De acuerdo con Manuel Lozano, presidente de la Asociación de Profesionales y Administradores de Renta Vacacional (APAR), Quintana Roo concentra más de un tercio del valor nacional, posicionándose como el principal mercado de renta vacacional del país. El estado agrupa aproximadamente el 35 por ciento del valor total del mercado nacional, con un inventario estimado de 43 mil 441 propiedades al cierre de 2025.

Los destinos de Cancún, Playa del Carmen y Tulum concentran la mayor parte de esta valuación, aunque con desempeños diferenciados. Cancún se mantiene como el mercado de renta vacacional más grande del Caribe mexicano; sin embargo, el crecimiento acelerado de la oferta impactó directamente en su valor de mercado, que al cierre de 2025 se estimó en 686 millones de dólares, lo que representó una disminución del 8 por ciento en comparación con 2024.

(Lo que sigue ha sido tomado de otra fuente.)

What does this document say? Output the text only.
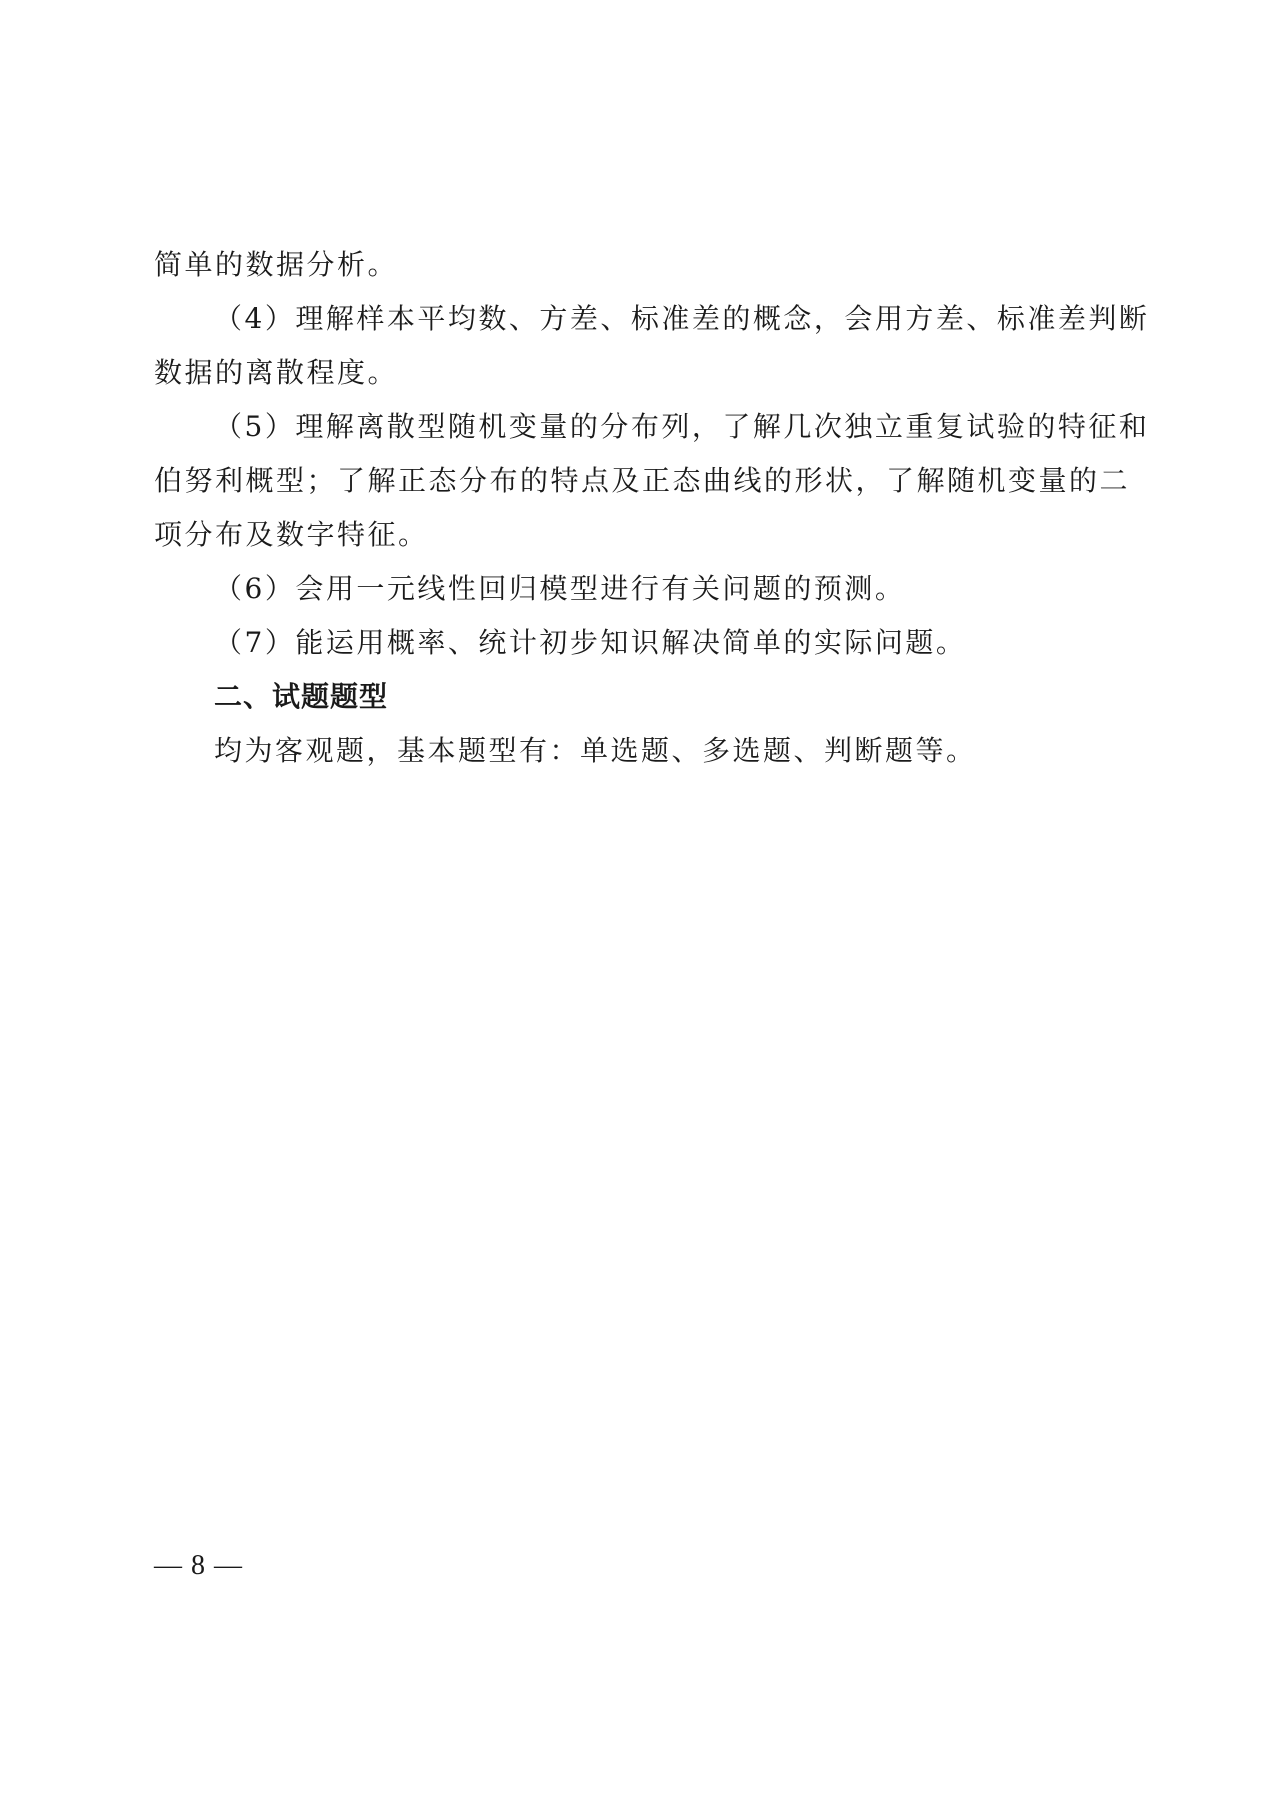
简单的数据分析。

（4）理解样本平均数、方差、标准差的概念，会用方差、标准差判断

数据的离散程度。

（5）理解离散型随机变量的分布列，了解几次独立重复试验的特征和

伯努利概型；了解正态分布的特点及正态曲线的形状，了解随机变量的二

项分布及数字特征。

（6）会用一元线性回归模型进行有关问题的预测。

（7）能运用概率、统计初步知识解决简单的实际问题。

二、试题题型

均为客观题，基本题型有：单选题、多选题、判断题等。

— 8 —
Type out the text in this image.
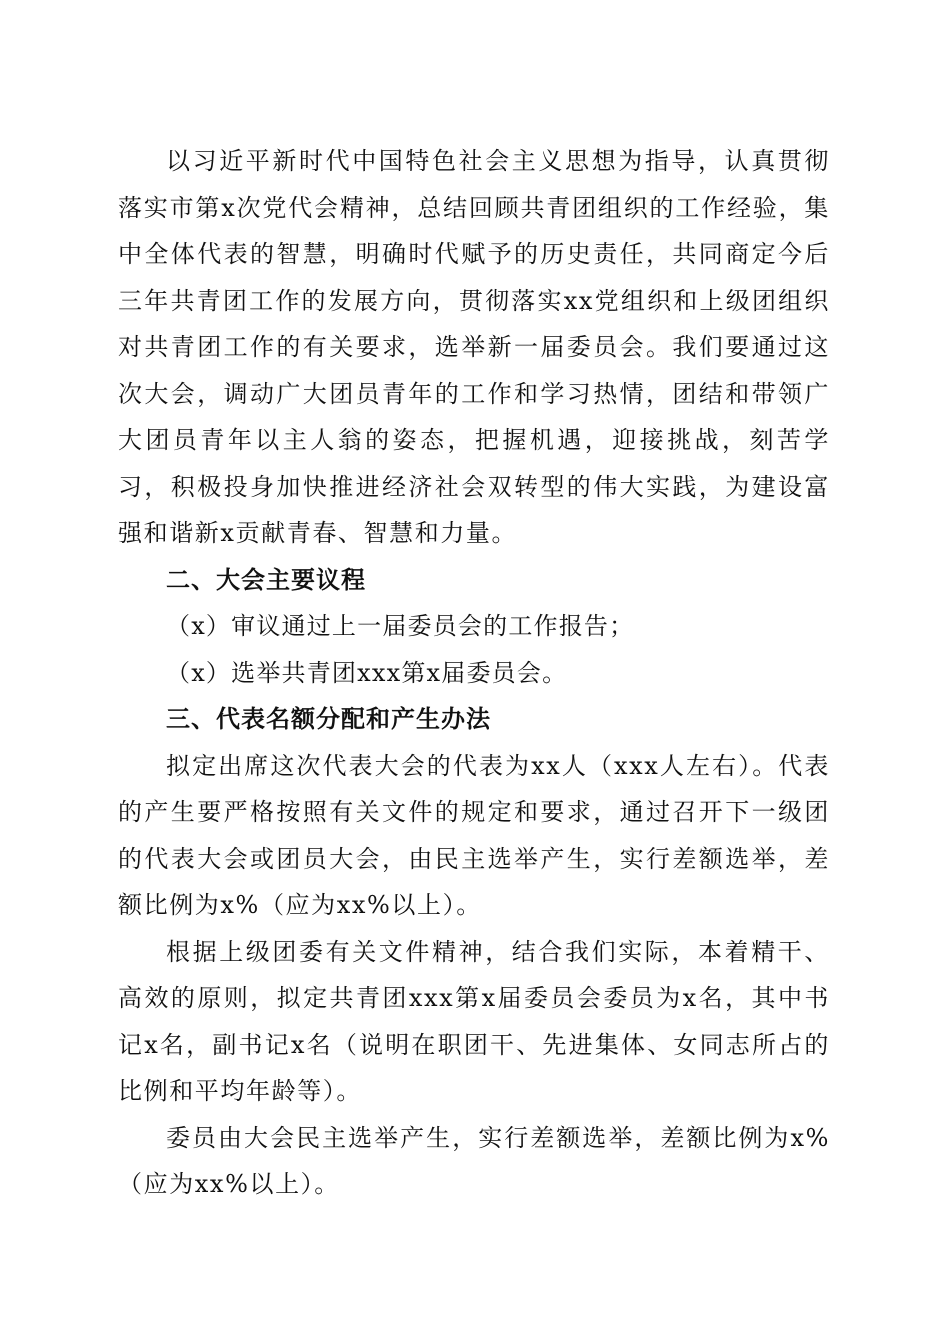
以习近平新时代中国特色社会主义思想为指导，认真贯彻落实市第x次党代会精神，总结回顾共青团组织的工作经验，集中全体代表的智慧，明确时代赋予的历史责任，共同商定今后三年共青团工作的发展方向，贯彻落实xx党组织和上级团组织对共青团工作的有关要求，选举新一届委员会。我们要通过这次大会，调动广大团员青年的工作和学习热情，团结和带领广大团员青年以主人翁的姿态，把握机遇，迎接挑战，刻苦学习，积极投身加快推进经济社会双转型的伟大实践，为建设富强和谐新x贡献青春、智慧和力量。

二、大会主要议程

（x）审议通过上一届委员会的工作报告；

（x）选举共青团xxx第x届委员会。

三、代表名额分配和产生办法

拟定出席这次代表大会的代表为xx人（xxx人左右）。代表的产生要严格按照有关文件的规定和要求，通过召开下一级团的代表大会或团员大会，由民主选举产生，实行差额选举，差额比例为x%（应为xx%以上）。

根据上级团委有关文件精神，结合我们实际，本着精干、高效的原则，拟定共青团xxx第x届委员会委员为x名，其中书记x名，副书记x名（说明在职团干、先进集体、女同志所占的比例和平均年龄等）。

委员由大会民主选举产生，实行差额选举，差额比例为x%（应为xx%以上）。
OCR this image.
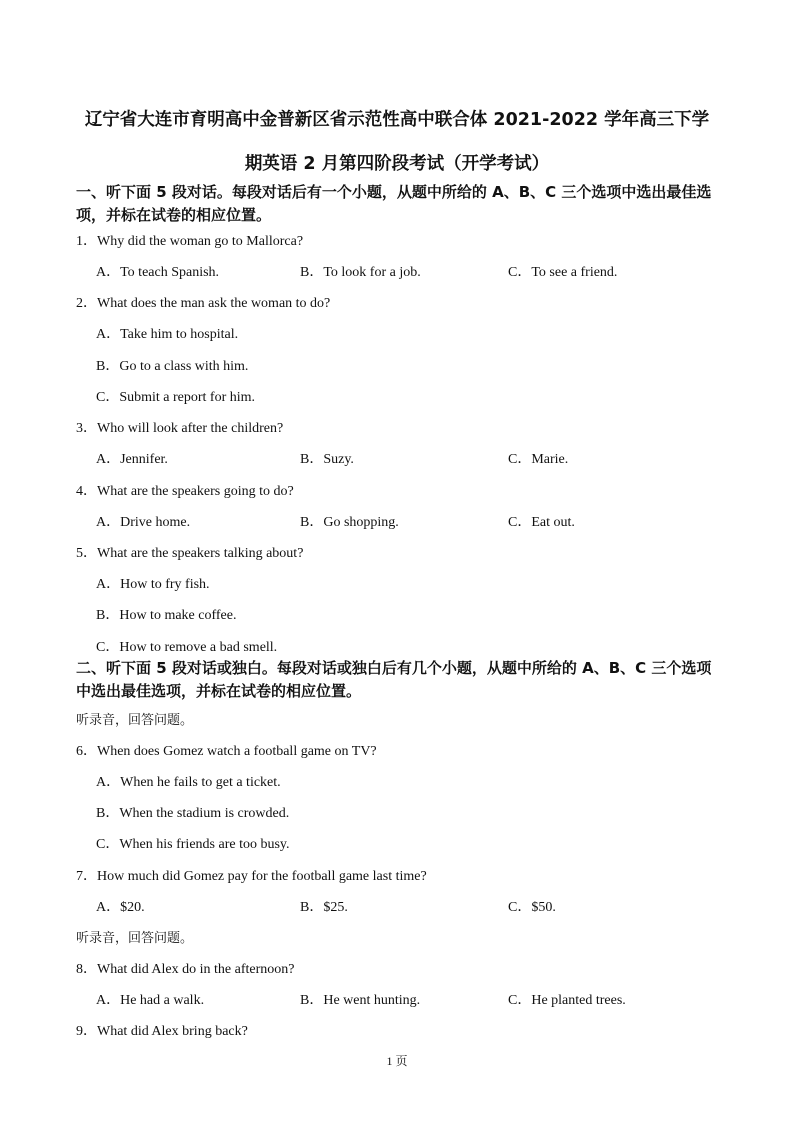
辽宁省大连市育明高中金普新区省示范性高中联合体 2021-2022 学年高三下学
期英语 2 月第四阶段考试（开学考试）
一、听下面 5 段对话。每段对话后有一个小题，从题中所给的 A、B、C 三个选项中选出最佳选项，并标在试卷的相应位置。
1．Why did the woman go to Mallorca?
A．To teach Spanish.	B．To look for a job.	C．To see a friend.
2．What does the man ask the woman to do?
A．Take him to hospital.
B．Go to a class with him.
C．Submit a report for him.
3．Who will look after the children?
A．Jennifer.	B．Suzy.	C．Marie.
4．What are the speakers going to do?
A．Drive home.	B．Go shopping.	C．Eat out.
5．What are the speakers talking about?
A．How to fry fish.
B．How to make coffee.
C．How to remove a bad smell.
二、听下面 5 段对话或独白。每段对话或独白后有几个小题，从题中所给的 A、B、C 三个选项中选出最佳选项，并标在试卷的相应位置。
听录音，回答问题。
6．When does Gomez watch a football game on TV?
A．When he fails to get a ticket.
B．When the stadium is crowded.
C．When his friends are too busy.
7．How much did Gomez pay for the football game last time?
A．$20.	B．$25.	C．$50.
听录音，回答问题。
8．What did Alex do in the afternoon?
A．He had a walk.	B．He went hunting.	C．He planted trees.
9．What did Alex bring back?
1 页
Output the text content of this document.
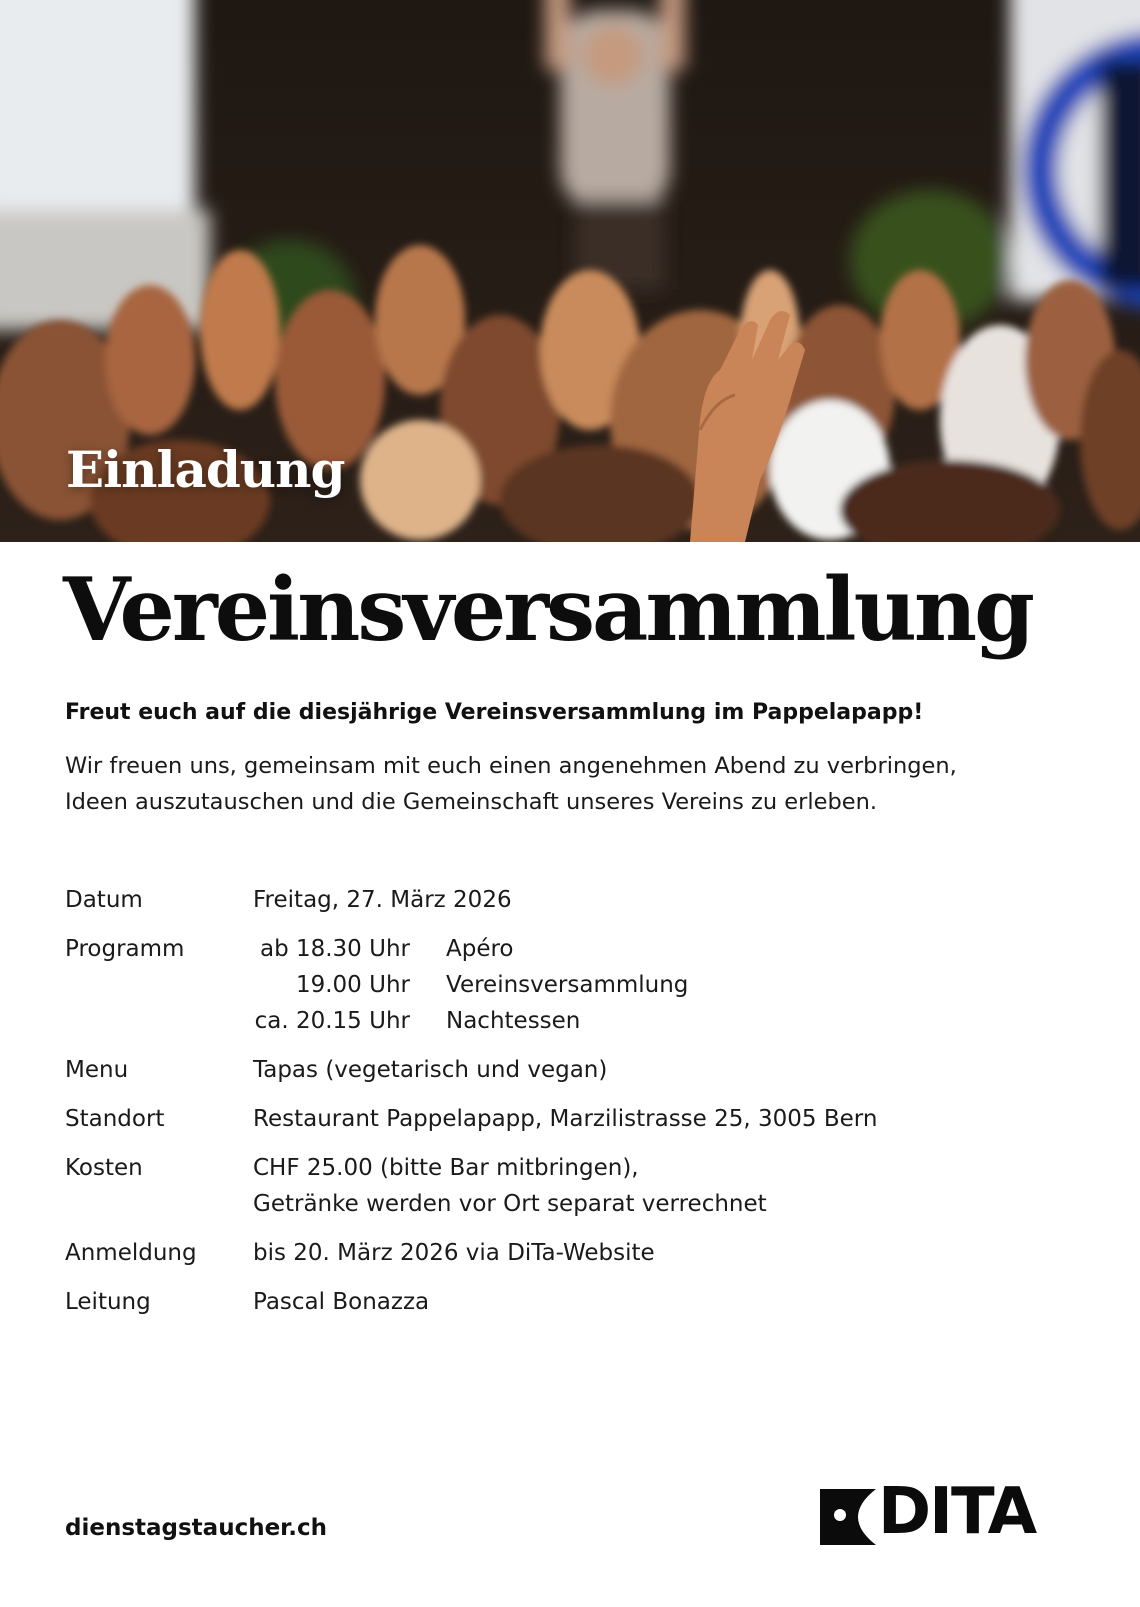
Einladung
Vereinsversammlung
Freut euch auf die diesjährige Vereinsversammlung im Pappelapapp!
Wir freuen uns, gemeinsam mit euch einen angenehmen Abend zu verbringen,
Ideen auszutauschen und die Gemeinschaft unseres Vereins zu erleben.
Datum	Freitag, 27. März 2026
Programm	ab 18.30 Uhr Apéro
19.00 Uhr Vereinsversammlung
ca. 20.15 Uhr Nachtessen
Menu	Tapas (vegetarisch und vegan)
Standort	Restaurant Pappelapapp, Marzilistrasse 25, 3005 Bern
Kosten	CHF 25.00 (bitte Bar mitbringen),
Getränke werden vor Ort separat verrechnet
Anmeldung	bis 20. März 2026 via DiTa-Website
Leitung	Pascal Bonazza
dienstagstaucher.ch	DITA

Esta baja estuvo asociada a una ocupación promedio del 47.6 por ciento y a una ligera reducción en la tarifa diaria promedio, reflejando una menor rentabilidad por unidad ante el exceso de inventario disponible.
Pese al crecimiento general del sector, durante 2025 comenzaron a observarse ajustes en las valuaciones, principalmente en destinos con expansión acelerada de propiedades y señales de sobreoferta, lo que presionó las tarifas promedio y los niveles de ocupación.



El presidente de APAR explicó que, aunque el segmento de alquileres de corta estancia registró un incremento en el número de propiedades disponibles, esta expansión no se tradujo en un aumento proporcional del valor total del mercado. Factores como la depreciación del dólar, la reducción del mercado norteamericano y una mayor competencia entre destinos turísticos influyeron en una corrección moderada de las valuaciones en algunos polos del país.
En Playa del Carmen, el valor del mercado de renta vacacional se estimó en alrededor de 550 millones de dólares, manteniéndose relativamente estable gracias a una demanda constante y al dinamismo del desarrollo inmobiliario orientado al turismo.
En contraste, Tulum fue el destino con mayor presión en el valor de mercado dentro de Quintana Roo. Al cierre de 2025, la valuación del segmento de renta vacacional se estimó en aproximadamente 420 millones de dólares, afectada por bajos niveles de ocupación, saturación de oferta y retos en materia de infraestructura.
Finalmente, Lozano señaló que de cara a 2026 se prevé un crecimiento moderado en el valor del mercado de renta vacacional, impulsado por la expectativa de un mayor flujo turístico internacional y la realización de eventos de alcance global. No obstante, advirtió que factores como la promoción turística de México, la percepción de seguridad en la Riviera Maya, el comportamiento del tipo de cambio y la regulación local serán determinantes para la evolución de las valuaciones en los principales destinos del país.